George will be remembered as one of our nation’s greatest and most influential secretaries of State. He was known for his keen intellect and sound judgment, his diplomatic skills and his ability to cultivate relationships through good listening, practicality and — most of all — trust.

After 100 years on this earth, George, in his own hand, left for us his most important words of wisdom: “looking back, I’m struck that there is one lesson I learned early and then relearned over and over: Trust is the coin of the realm. When trust was in the room, whatever room that was — the family room, the schoolroom, the locker room, the office room, the government room or the military room — good things happened. When trust was not in the room, good things did not happen. Everything else is details.”

Those are indeed the words he lived by. Whether on the battlefields of World War II, or at negotiating tables in foreign capitals all around the world, he fervently believed that trust had to underlie every meaningful relationship, every interaction worth having. This was why he was a towering diplomat who made indelible marks on the course of human history — but also why he was simply such a good person. His integrity was unquestioned by friend and foe alike. For those of us who followed him in the post of secretary of State, we saw him as a North Star toward which to aim.

The totality of George’s life can be summed up with three words: service, skill and integrity. He was, first and foremost, a Marine at heart. A patriot. He was a statesman, a leader, a teacher and a man who valued all that is just — not only for his fellow countrymen, but for all of the world’s citizens. Freedom, he believed, was central to the human experience and to human dignity itself.

A true believer in civil rights and equal opportunity, he saw the value that education could provide for the less fortunate among us. Together with his wife Charlotte — who just recently passed, mere months after her beloved George — he sought to champion K-12 school reform and address the inequality plaguing our education system. Not many people knew this about him. He just went quietly about his work. He himself never lost sight of the power of learning, believing that intellectual pursuits were the key to an active mind and an enriched long life.

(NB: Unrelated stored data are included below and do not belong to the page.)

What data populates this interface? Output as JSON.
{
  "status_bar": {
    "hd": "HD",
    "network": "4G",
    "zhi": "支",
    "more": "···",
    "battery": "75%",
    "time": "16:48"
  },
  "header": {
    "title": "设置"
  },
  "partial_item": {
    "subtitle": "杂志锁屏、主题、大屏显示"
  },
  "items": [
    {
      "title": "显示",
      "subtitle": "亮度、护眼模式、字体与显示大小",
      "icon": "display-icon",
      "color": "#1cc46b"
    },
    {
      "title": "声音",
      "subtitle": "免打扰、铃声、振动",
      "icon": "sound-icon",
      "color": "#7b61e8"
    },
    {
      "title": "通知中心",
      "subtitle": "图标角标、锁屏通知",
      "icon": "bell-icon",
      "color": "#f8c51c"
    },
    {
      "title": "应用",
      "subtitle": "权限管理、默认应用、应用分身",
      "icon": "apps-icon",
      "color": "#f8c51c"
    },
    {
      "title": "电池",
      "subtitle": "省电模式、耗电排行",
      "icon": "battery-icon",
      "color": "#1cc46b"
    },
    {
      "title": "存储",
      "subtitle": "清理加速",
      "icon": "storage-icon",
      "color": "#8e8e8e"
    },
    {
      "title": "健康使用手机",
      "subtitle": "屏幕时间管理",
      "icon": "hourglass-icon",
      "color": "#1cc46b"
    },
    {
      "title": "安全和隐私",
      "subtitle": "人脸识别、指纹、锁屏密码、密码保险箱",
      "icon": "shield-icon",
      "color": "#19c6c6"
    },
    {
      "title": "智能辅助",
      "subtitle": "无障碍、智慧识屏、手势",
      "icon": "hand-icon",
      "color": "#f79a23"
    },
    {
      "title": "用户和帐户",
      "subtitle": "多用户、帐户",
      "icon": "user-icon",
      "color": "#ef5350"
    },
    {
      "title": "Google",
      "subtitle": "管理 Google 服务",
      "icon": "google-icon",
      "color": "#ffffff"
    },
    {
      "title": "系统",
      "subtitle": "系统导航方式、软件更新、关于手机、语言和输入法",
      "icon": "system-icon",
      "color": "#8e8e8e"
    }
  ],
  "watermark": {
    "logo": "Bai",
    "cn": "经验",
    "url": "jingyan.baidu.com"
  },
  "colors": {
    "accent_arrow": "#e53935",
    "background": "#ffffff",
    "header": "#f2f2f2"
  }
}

George was a great mentor to me, a genuine and loyal friend. I miss him — as do people across the country and around the world. For so long our nation turned to the man with the great mind and the kind heart to help point the way. Now that he is gone, we have to wholeheartedly carry on the work he challenged us to do … to put trust at the center of all we do, to love freedom and opportunity, and to never lose a thirst for learning. To always believe we have the power — and the obligation — to make the world a better place.